It’s no secret that the number of skilled nursing beds is declining across the nation. A situation currently playing out in Chicago illustrates some of the reasons for this trend, including a push for more care to be delivered in people’s homes.
Northwestern Medicine, a major Windy City integrated health care system, is shutting down a skilled nursing facility (SNF) at the same time that it is joining a new initiative to expand home-based primary care. Crain’s Chicago Business reported the story Thursday, with the headline: “Out with nursing homes, in with home health care.”
Consumer preferences for home care or private-pay senior housing—such as assisted living—have eroded occupancy at traditional nursing homes like the Northwestern-owned Westmoreland Nursing Center, the article stated. Occupancy at the 84-bed Westmoreland decreased nearly 50% since 2012, reaching an annual rate of 61% as of 2012, according to documents Northwestern filed with the state of Illinois in July, when it applied to shutter the facility.
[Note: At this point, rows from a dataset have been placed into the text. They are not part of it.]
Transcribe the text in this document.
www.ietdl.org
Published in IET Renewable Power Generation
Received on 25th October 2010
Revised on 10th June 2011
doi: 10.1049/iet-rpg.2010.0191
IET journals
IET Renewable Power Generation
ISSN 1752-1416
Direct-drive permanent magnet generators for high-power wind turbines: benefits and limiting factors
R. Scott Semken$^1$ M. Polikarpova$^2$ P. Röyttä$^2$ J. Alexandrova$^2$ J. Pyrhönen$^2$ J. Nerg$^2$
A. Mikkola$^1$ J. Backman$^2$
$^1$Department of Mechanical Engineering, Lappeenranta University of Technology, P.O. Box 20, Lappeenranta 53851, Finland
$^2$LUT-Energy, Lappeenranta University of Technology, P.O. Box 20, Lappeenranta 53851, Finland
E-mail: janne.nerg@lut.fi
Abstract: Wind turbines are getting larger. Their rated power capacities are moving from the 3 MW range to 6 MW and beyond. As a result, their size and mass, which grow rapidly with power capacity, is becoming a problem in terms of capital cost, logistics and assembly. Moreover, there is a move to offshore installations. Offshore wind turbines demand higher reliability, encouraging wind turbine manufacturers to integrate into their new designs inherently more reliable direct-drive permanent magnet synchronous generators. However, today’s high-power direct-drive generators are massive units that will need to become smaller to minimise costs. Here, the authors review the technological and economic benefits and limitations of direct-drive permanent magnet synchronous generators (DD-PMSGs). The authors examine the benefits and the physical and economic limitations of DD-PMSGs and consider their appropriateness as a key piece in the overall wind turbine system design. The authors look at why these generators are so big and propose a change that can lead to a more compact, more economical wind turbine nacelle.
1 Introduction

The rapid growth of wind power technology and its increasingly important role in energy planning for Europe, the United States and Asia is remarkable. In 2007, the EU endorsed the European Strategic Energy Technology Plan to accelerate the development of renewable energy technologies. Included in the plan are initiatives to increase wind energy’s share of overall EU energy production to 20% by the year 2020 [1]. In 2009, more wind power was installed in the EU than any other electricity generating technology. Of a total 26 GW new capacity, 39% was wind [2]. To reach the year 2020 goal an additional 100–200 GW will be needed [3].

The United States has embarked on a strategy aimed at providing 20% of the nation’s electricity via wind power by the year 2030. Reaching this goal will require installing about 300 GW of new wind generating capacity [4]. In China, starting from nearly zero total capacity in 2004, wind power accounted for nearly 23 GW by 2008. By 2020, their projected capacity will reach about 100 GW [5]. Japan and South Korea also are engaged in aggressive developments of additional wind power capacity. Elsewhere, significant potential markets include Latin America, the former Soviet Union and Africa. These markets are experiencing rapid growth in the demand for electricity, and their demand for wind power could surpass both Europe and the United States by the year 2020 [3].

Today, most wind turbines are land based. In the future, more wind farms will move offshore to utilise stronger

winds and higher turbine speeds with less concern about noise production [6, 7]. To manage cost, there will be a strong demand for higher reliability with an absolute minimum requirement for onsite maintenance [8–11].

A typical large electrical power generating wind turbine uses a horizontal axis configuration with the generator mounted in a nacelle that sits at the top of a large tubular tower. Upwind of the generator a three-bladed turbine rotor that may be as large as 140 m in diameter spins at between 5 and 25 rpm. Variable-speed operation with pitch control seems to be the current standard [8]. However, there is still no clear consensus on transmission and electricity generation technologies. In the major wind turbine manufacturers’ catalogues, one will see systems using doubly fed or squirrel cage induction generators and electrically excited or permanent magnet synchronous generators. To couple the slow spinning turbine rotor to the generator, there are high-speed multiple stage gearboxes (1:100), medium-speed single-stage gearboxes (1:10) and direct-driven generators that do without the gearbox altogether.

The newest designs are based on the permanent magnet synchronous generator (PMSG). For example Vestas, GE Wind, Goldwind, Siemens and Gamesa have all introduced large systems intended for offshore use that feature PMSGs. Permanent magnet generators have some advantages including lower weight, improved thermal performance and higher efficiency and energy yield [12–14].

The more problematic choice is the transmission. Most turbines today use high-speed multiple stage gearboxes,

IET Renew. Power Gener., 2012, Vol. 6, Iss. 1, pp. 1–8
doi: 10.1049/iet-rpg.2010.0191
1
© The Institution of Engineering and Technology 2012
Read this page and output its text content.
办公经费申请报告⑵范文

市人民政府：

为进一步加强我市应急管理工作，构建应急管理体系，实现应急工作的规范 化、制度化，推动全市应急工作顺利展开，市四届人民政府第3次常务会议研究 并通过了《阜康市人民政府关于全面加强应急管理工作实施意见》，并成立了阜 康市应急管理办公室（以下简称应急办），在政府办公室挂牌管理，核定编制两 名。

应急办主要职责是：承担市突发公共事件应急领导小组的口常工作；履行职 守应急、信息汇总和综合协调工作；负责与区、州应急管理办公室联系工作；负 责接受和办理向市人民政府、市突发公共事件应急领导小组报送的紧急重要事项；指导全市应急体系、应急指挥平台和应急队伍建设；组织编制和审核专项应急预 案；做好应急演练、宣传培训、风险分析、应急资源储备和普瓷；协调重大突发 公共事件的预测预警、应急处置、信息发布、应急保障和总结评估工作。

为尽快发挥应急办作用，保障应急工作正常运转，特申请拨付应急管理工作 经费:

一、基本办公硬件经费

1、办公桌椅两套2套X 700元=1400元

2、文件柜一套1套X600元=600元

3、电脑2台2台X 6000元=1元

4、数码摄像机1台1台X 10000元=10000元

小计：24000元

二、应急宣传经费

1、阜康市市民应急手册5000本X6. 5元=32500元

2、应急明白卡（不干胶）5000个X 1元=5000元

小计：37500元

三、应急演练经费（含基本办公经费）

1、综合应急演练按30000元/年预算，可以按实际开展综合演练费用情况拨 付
Westmoreland is affiliated with Northwestern-owned Lake Forest Hospital in the affluent northern Chicago suburb of Lake Forest. A $378 million health care center is in the works to replace the current hospital, and this new construction will not include a long-term care facility; this is due to the “new health care model” in the United States, Northwestern spokesman Chris King told Crain’s.
Northwestern is among several academic medical centers that sees home-based services as playing a larger role in U.S. health care. It is one of eight “Centers of Excellence” launching a new home health training program. The initiative aims to increase the number of clinicians focused on home-based primary care, with a target of growing this workforce by 5,000 clinicians within five years.